Use the nano text editor to create a bash script named run.sh, where you are going to store all the commands needed in your pipeline. Use # to add comments in the script explaining what each command does and to answer the corresponding questions. Remember that you can use the command echo to print messages in the screen.

## Author: Your Name
## Date: DD/MM/YYYY
## eQTL Hands-On

## Task 1

echo "Running command1 to do X"

command1            # This command does X 
                    # Answer to Q1: we need to set the option --opt 
echo -e "\tdone!"

# [...]

Once done, make sure that you can run bash run.sh to reproduce exactly all your commands.

1. cis eQTL mapping

1.1. Input data and software

For eQTL mapping we need gene expression and genotype data from a set of individuals. We may also have covariate information (gender, age, inferred covariates, etc.). In terms of computation, it requires performing thousands of linear regressions (as well as hypothesis testing for the β's and a multiple testing correcction) in a very fast manner.

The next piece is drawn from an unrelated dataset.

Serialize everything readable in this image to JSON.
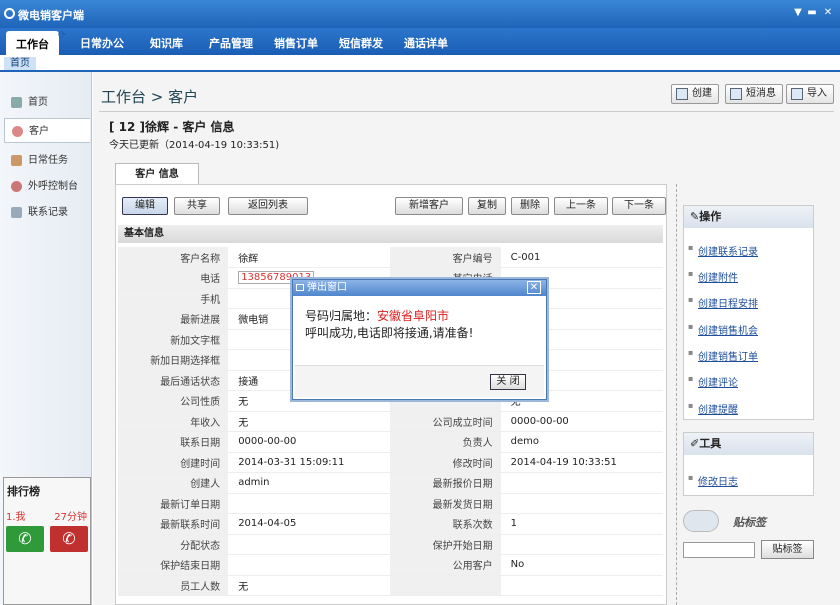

Task 1: Download the genotype VCFand the corresponding .tbi index:

wget ftp://ftp.1000genomes.ebi.ac.uk/vol1/ftp/release/20130502/ALL.chr22.phase3_shapeit2_mvncall_integrated_v5a.20130502.genotypes.vcf{.gz,.gz.tbi} --directory-prefix input/unprocessed/1000g

Now have a look to the input data: gene expression (RPKM) of all annotated human genes obtained from the GEUVADIS project and genotype data from the 1000G project (chr22), both with their corresponding metadata; and also to QTLtools, one of the standard methods for eQTL mapping and the one that we will use during this hands-on.

1.2. Input data preprocessing

We need to modify the input files to select genes and variants of interest, perform data transformations (e.g. gene expression normalization) and adapt them to the format required by QTLtools.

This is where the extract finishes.